Zander Moricz is the youngest public plaintiff in a lawsuit against Florida’s new “Don’t Say Gay” law. Zander is the first LGBTQ class president at their school. When they organized a protest of the law the school administration told them to shut it down. They held it anyway and it was the county’s largest protest. The administration then told them if their graduation speech referenced this activism the microphone would be cut and the ceremony halted. There is a plan to fight back – they have 10,000 Say Gay stickers for seniors across Florida to wear as they cross the stage during their ceremonies. They may be done with high school, but not the fight.

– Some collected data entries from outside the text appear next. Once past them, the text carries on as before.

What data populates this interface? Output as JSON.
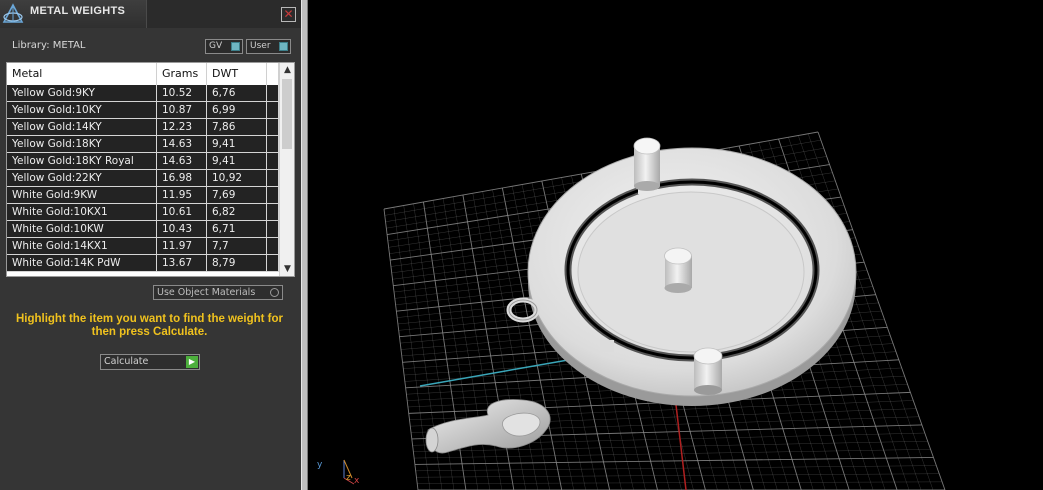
{
  "panel": {
    "title": "METAL WEIGHTS",
    "close_glyph": "✕",
    "library_label": "Library: METAL",
    "toggles": [
      {
        "label": "GV",
        "icon": "toggle-icon"
      },
      {
        "label": "User",
        "icon": "toggle-icon"
      }
    ],
    "table": {
      "columns": [
        "Metal",
        "Grams",
        "DWT"
      ],
      "rows": [
        [
          "Yellow Gold:9KY",
          "10.52",
          "6,76"
        ],
        [
          "Yellow Gold:10KY",
          "10.87",
          "6,99"
        ],
        [
          "Yellow Gold:14KY",
          "12.23",
          "7,86"
        ],
        [
          "Yellow Gold:18KY",
          "14.63",
          "9,41"
        ],
        [
          "Yellow Gold:18KY Royal",
          "14.63",
          "9,41"
        ],
        [
          "Yellow Gold:22KY",
          "16.98",
          "10,92"
        ],
        [
          "White Gold:9KW",
          "11.95",
          "7,69"
        ],
        [
          "White Gold:10KX1",
          "10.61",
          "6,82"
        ],
        [
          "White Gold:10KW",
          "10.43",
          "6,71"
        ],
        [
          "White Gold:14KX1",
          "11.97",
          "7,7"
        ],
        [
          "White Gold:14K PdW",
          "13.67",
          "8,79"
        ]
      ]
    },
    "use_object_materials": "Use Object Materials",
    "instructions": "Highlight the item you want to find the weight for then press Calculate.",
    "calculate_label": "Calculate",
    "calculate_arrow": "▶"
  },
  "viewport": {
    "axis_y": "y",
    "axis_z": "z",
    "axis_x": "x",
    "colors": {
      "grid": "#8c8c8c",
      "axis_x": "#3aa6b9",
      "axis_y": "#b02020",
      "model": "#e6e6e6"
    }
  }
}
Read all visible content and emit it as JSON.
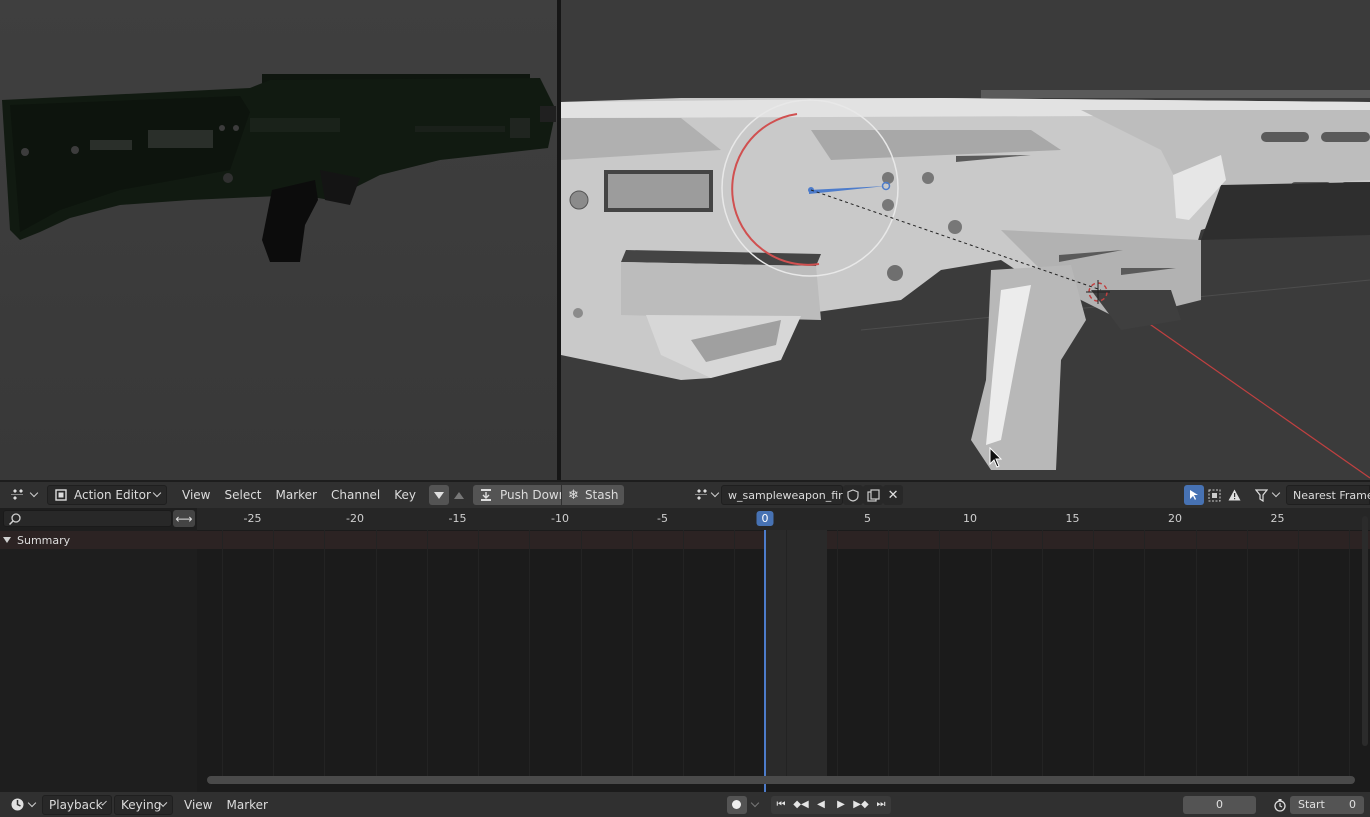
{
  "viewports": {
    "left": {
      "description_icon": "viewport-shaded-view"
    },
    "right": {
      "description_icon": "viewport-solid-view"
    }
  },
  "dopesheet_header": {
    "editor_type_icon": "dopesheet-icon",
    "mode": "Action Editor",
    "menus": [
      "View",
      "Select",
      "Marker",
      "Channel",
      "Key"
    ],
    "push_down": "Push Down",
    "stash": "Stash",
    "action_name": "w_sampleweapon_fire",
    "snapping": "Nearest Frame"
  },
  "channels": {
    "search_placeholder": "",
    "summary": "Summary"
  },
  "timeline": {
    "ticks": [
      "-25",
      "-20",
      "-15",
      "-10",
      "-5",
      "0",
      "5",
      "10",
      "15",
      "20",
      "25"
    ],
    "current_frame": "0"
  },
  "footer": {
    "menus": [
      "Playback",
      "Keying",
      "View",
      "Marker"
    ],
    "frame_value": "0",
    "start_label": "Start",
    "start_value": "0"
  },
  "colors": {
    "accent": "#4772b3",
    "summary_bg": "#2c2323",
    "playhead": "#4d7ccb"
  }
}
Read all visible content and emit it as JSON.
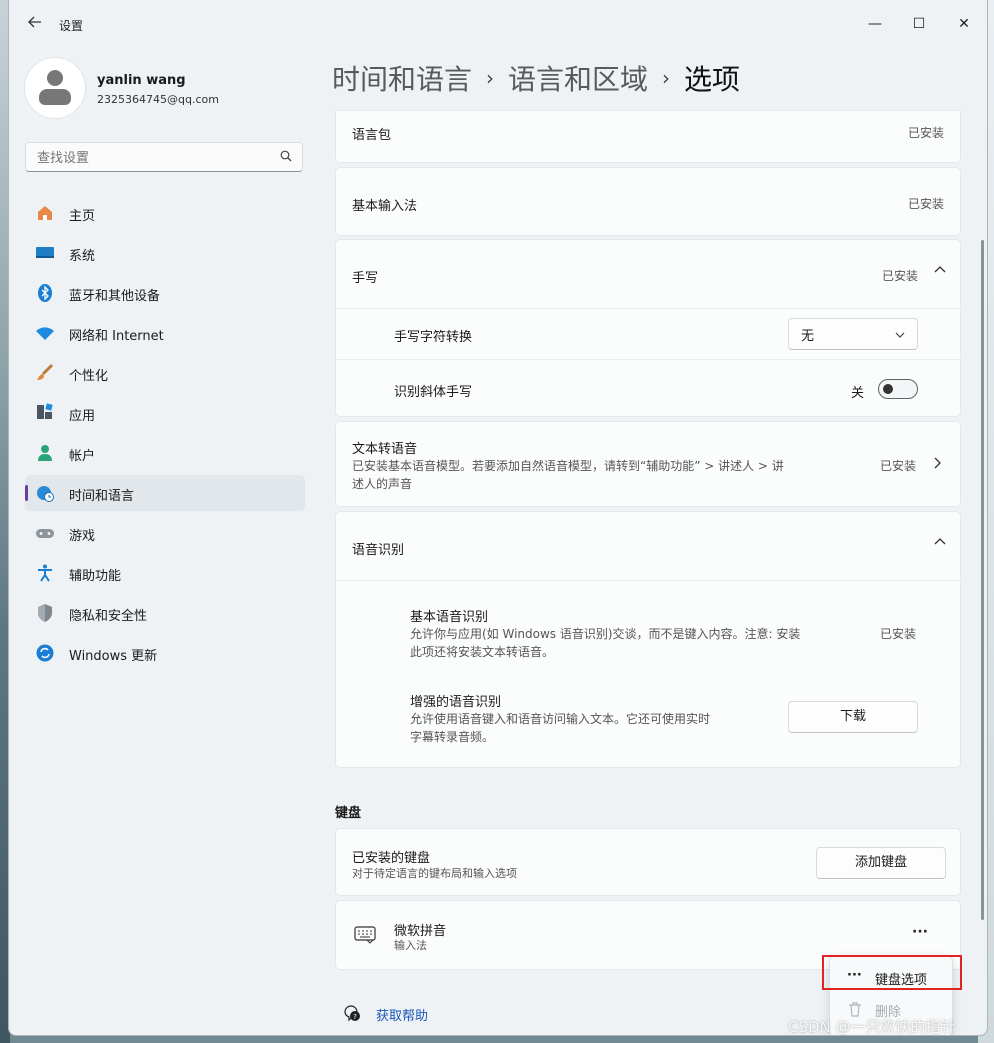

One of the complaints of gender affirming health care for trans kids is what if the kid really isn’t trans? Higgins reported the Trans Youth Project with Princeton University did a study on the issue. The study followed 317 trans youth. The participants did some level of social transitioning, usually around age 6 or 7. That means they begin to live as their target gender – new pronouns, new clothes and haircut, maybe even a new name.
Only 6% decided they weren’t trans and returned to their birth gender. The rest decide a more complete transition is what they want. That means taking puberty blockers to give them time make sure, then taking hormones to begin the process of physically transitioning.
There are a few things anti-trans people get wrong. They assume (or at least stir up hysteria over) any kind of transitioning requires irreversible surgery the child will regret. But the child usually has a few years to live with the target gender. Puberty blockers only delay puberty and cause no harm. And by then 94% are sure and the other 6% have already backed out.
Libs of TikTok posted a video with the caption, “A drag queen was crowned prom king in an Indiana high school.” Leah McElrath added:
I unironically love this. Kids in Indiana said FU to tradition gender norm restrictions.
Right-wingers are pathetic—and this account targeting this teenager like this endangers him and his school.